Pedazos de barda en ruinas durante algunos tramos. Maleza en el sendero
principal. Ninguna flor, sólo un escuálido ciprés. Ése no fue el problema cuando decidí que ya era hora
de entrar: ¿qué pueden hacerte unas cuantas ortigas? Era una cuestión de la
mente. No había puerta, sólo un hueco por el que una podía asomarse hacia
adentro.
La calle estaba
vacía cuando ingresé. Contrario a lo que esperaba, la oscuridad interior no era
completa. La luz se colaba por los pequeños hoyos del techo. Las virutas de
polvo flotaban en el rellano como pequeñas hadas. Era de día; no me hubiera
atrevido a abrir la verja de noche. No creo que la guadalupana tenga tiempo
para cuidar a sus vecinos.
Al lado del
rellano había un cuarto destinado a la sala, otro más al comedor. En el fondo noté
la cocina con sus gabinetes desvencijados y un fregadero aún con su grifo. El
agua que salió de la llave era de color café, como las baldosas del piso. No
quedaba mucho más que mirar en la planta baja.
Tardé unos diez
minutos en animarme a subir las escaleras. Las piernas me temblaban. Pensé en
correr y marcharme. No lo hice, seguro que la casa no tardaría en reconocerme.
Si escuchaba mis pasos un poco más, seguro que se acordaría de mí.
Los escalones eran
de piedra sólida. Al subir, sentí como si cada peldaño analizara los movimientos
de mi cuerpo. Aguardando. La sensación aumentaba paso a paso. Como dije, era de día: las cinco de la tarde.
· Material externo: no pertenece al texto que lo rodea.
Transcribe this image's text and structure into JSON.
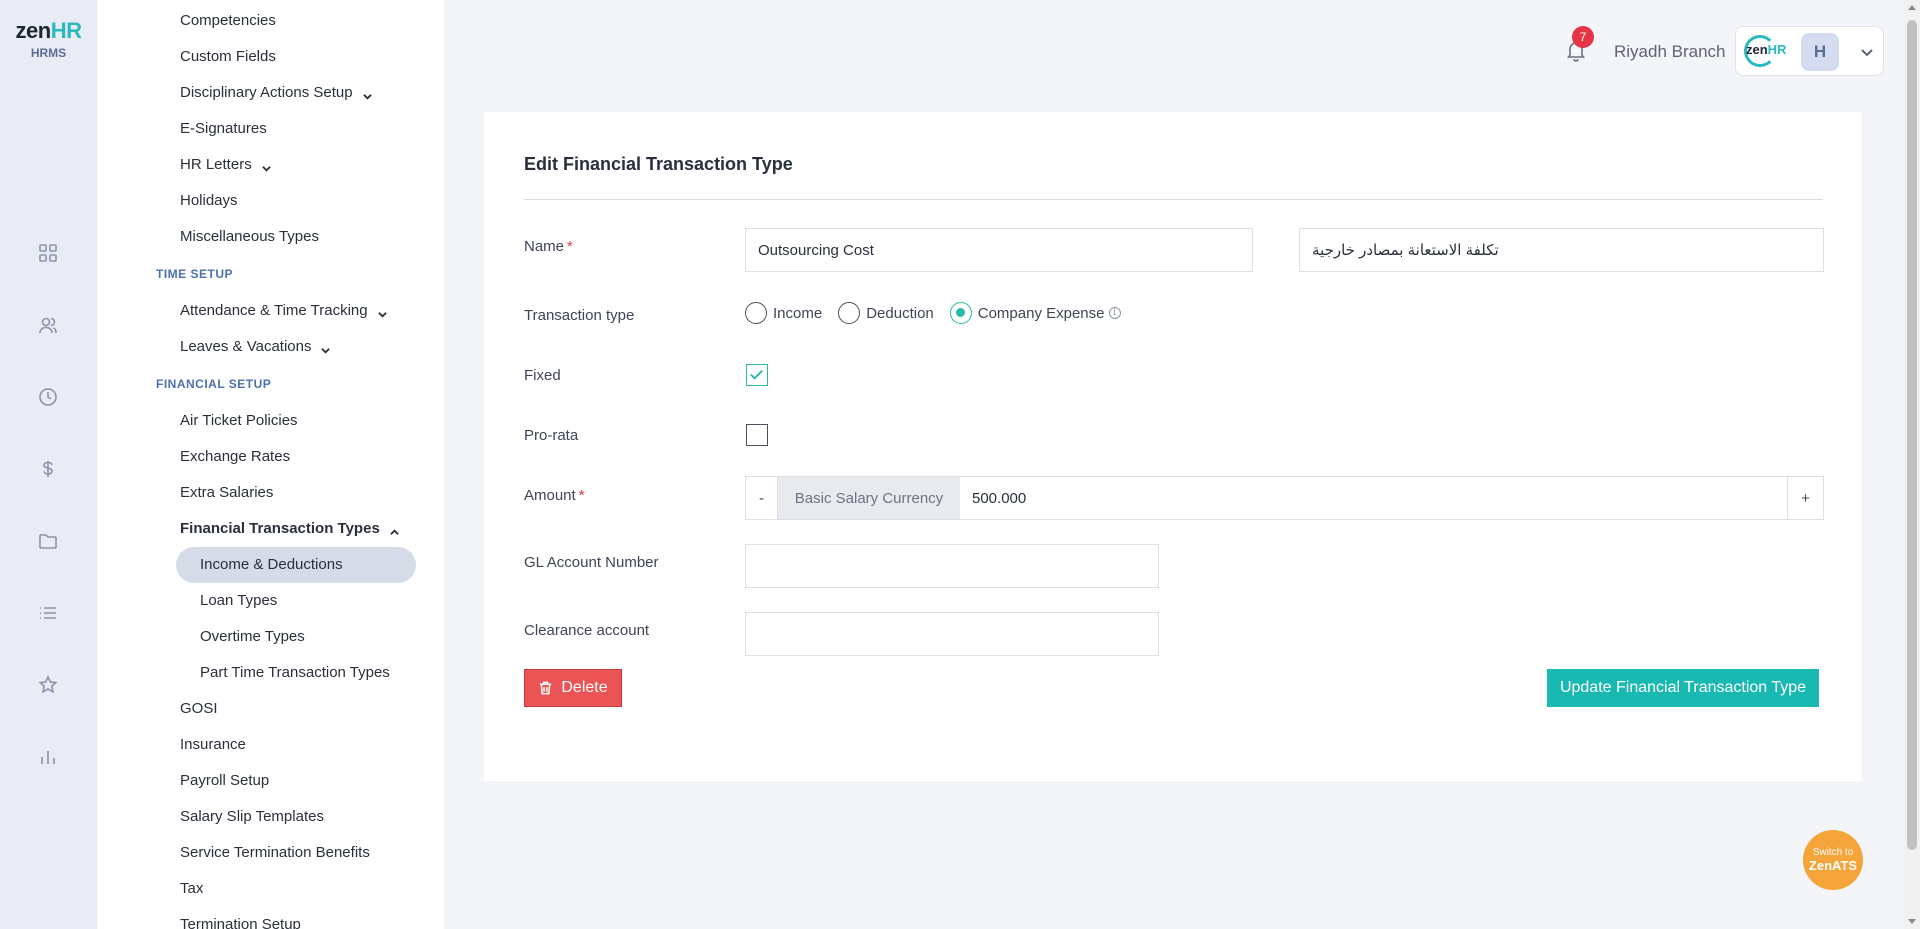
{
  "brand": {
    "logo_main": "zen",
    "logo_accent": "HR",
    "logo_sub": "HRMS"
  },
  "rail_icons": [
    "dashboard-icon",
    "people-icon",
    "clock-icon",
    "dollar-icon",
    "folder-icon",
    "list-icon",
    "star-icon",
    "bar-chart-icon"
  ],
  "sidebar": {
    "items": {
      "competencies": "Competencies",
      "custom_fields": "Custom Fields",
      "disciplinary": "Disciplinary Actions Setup",
      "e_signatures": "E-Signatures",
      "hr_letters": "HR Letters",
      "holidays": "Holidays",
      "misc_types": "Miscellaneous Types",
      "attendance": "Attendance & Time Tracking",
      "leaves": "Leaves & Vacations",
      "air_ticket": "Air Ticket Policies",
      "exchange_rates": "Exchange Rates",
      "extra_salaries": "Extra Salaries",
      "fin_trans_types": "Financial Transaction Types",
      "income_deductions": "Income & Deductions",
      "loan_types": "Loan Types",
      "overtime_types": "Overtime Types",
      "part_time": "Part Time Transaction Types",
      "gosi": "GOSI",
      "insurance": "Insurance",
      "payroll_setup": "Payroll Setup",
      "salary_slip": "Salary Slip Templates",
      "service_termination": "Service Termination Benefits",
      "tax": "Tax",
      "termination_setup": "Termination Setup"
    },
    "sections": {
      "time_setup": "TIME SETUP",
      "financial_setup": "FINANCIAL SETUP"
    }
  },
  "topbar": {
    "notification_count": "7",
    "branch": "Riyadh Branch",
    "avatar_initial": "H",
    "user_logo_main": "zen",
    "user_logo_accent": "HR"
  },
  "form": {
    "title": "Edit Financial Transaction Type",
    "name_label": "Name",
    "required_mark": "*",
    "name_en": "Outsourcing Cost",
    "name_ar": "تكلفة الاستعانة بمصادر خارجية",
    "transaction_type_label": "Transaction type",
    "transaction_options": [
      "Income",
      "Deduction",
      "Company Expense"
    ],
    "transaction_selected": "Company Expense",
    "info_glyph": "i",
    "fixed_label": "Fixed",
    "fixed_checked": true,
    "prorata_label": "Pro-rata",
    "prorata_checked": false,
    "amount_label": "Amount",
    "amount_minus": "-",
    "amount_plus": "+",
    "amount_currency": "Basic Salary Currency",
    "amount_value": "500.000",
    "gl_label": "GL Account Number",
    "gl_value": "",
    "clearance_label": "Clearance account",
    "clearance_value": "",
    "delete_label": "Delete",
    "update_label": "Update Financial Transaction Type"
  },
  "zenats": {
    "line1": "Switch to",
    "line2": "ZenATS"
  },
  "colors": {
    "accent": "#19b8b1",
    "danger": "#ea5455",
    "section": "#4c6fb1",
    "zenats": "#f5a43a"
  }
}
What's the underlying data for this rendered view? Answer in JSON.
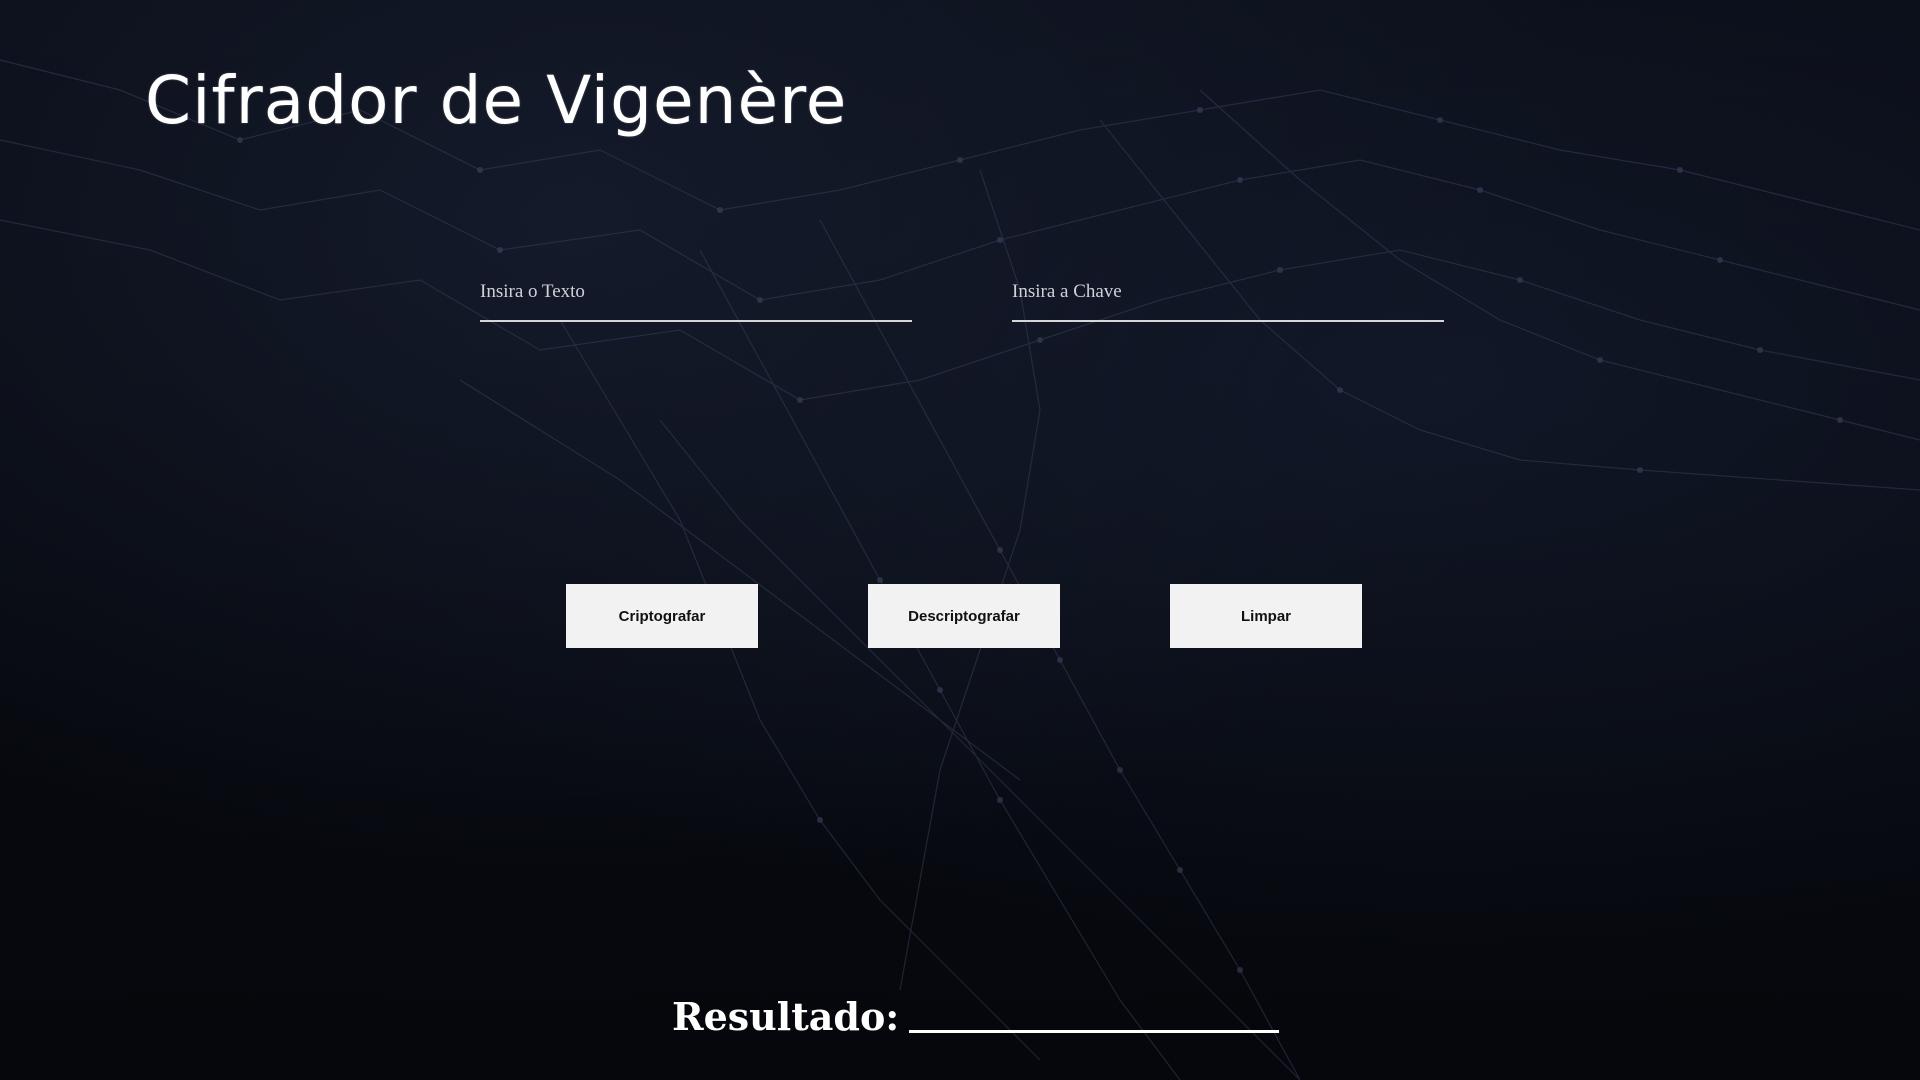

Sin
embargo, todo era más oscuro en el segundo piso. Creo que por las cortinas. La
mayoría de las habitaciones todavía tenía estos trozos de tela verde colgando
sobre las ventanas, como párpados. Mi casa no estaba ciega. Me veía.
Sólo entré a la
habitación principal. Ahí estaba la cómoda con unos cuantos cajones abiertos. Adentro
no vi ningún objeto de valor, sólo recortes de periódicos que mostraban
graduaciones, bodas, cosas así.
Reparé en el
cuadro. Colgaba de la pared donde alguna vez estuvo recargada la cama. Era el
retrato de una mujer de mediana edad con rostro ovalado y frente amplia. Lucía
a la moda de principios del siglo XX, el cabello corto y rizado, el vestido de
cuello alto y pendientes de perlas. No era muy guapa, pero sus ojos siempre me
parecieron atractivos. Su mirada se perdía por encima de mi cabeza. No pude
evitarlo, giré sobre mis talones para ver hacia donde mismo que ella. No distinguí
nada, sólo la pared sucia.
La mujer no me dio
miedo, ya la conocía. Alguna vez le enseñé los moretones de mis muslos, le
compartí mi lista de deseos, también la de odios. Jamás se sorprendió con
ninguna de mis historias. Siempre fue una buena escuchadora, al menos conmigo.
Cuando me fui, decidí dejarla justo donde
estaba. No creo que el retrato valga gran cosa. Dice mi prima que probablemente
lo pintó el bisabuelo Pedro, el que se fue a estudiar arte a Roma. Creo que será
una buena compañía: las casas no deberían estar nunca solas.
Hoy pasé de visita
por última vez. ¿Mencioné que aquel día, después de marcharme, mandé tapiar
todas las ventanas?... También la puerta.
Ahora camino por
la acera de enfrente. Sé que puede sentirme, que desearía engullirme y tenerme
en su interior junto con el cuadro. Pero ya no puede verme. Está ciega.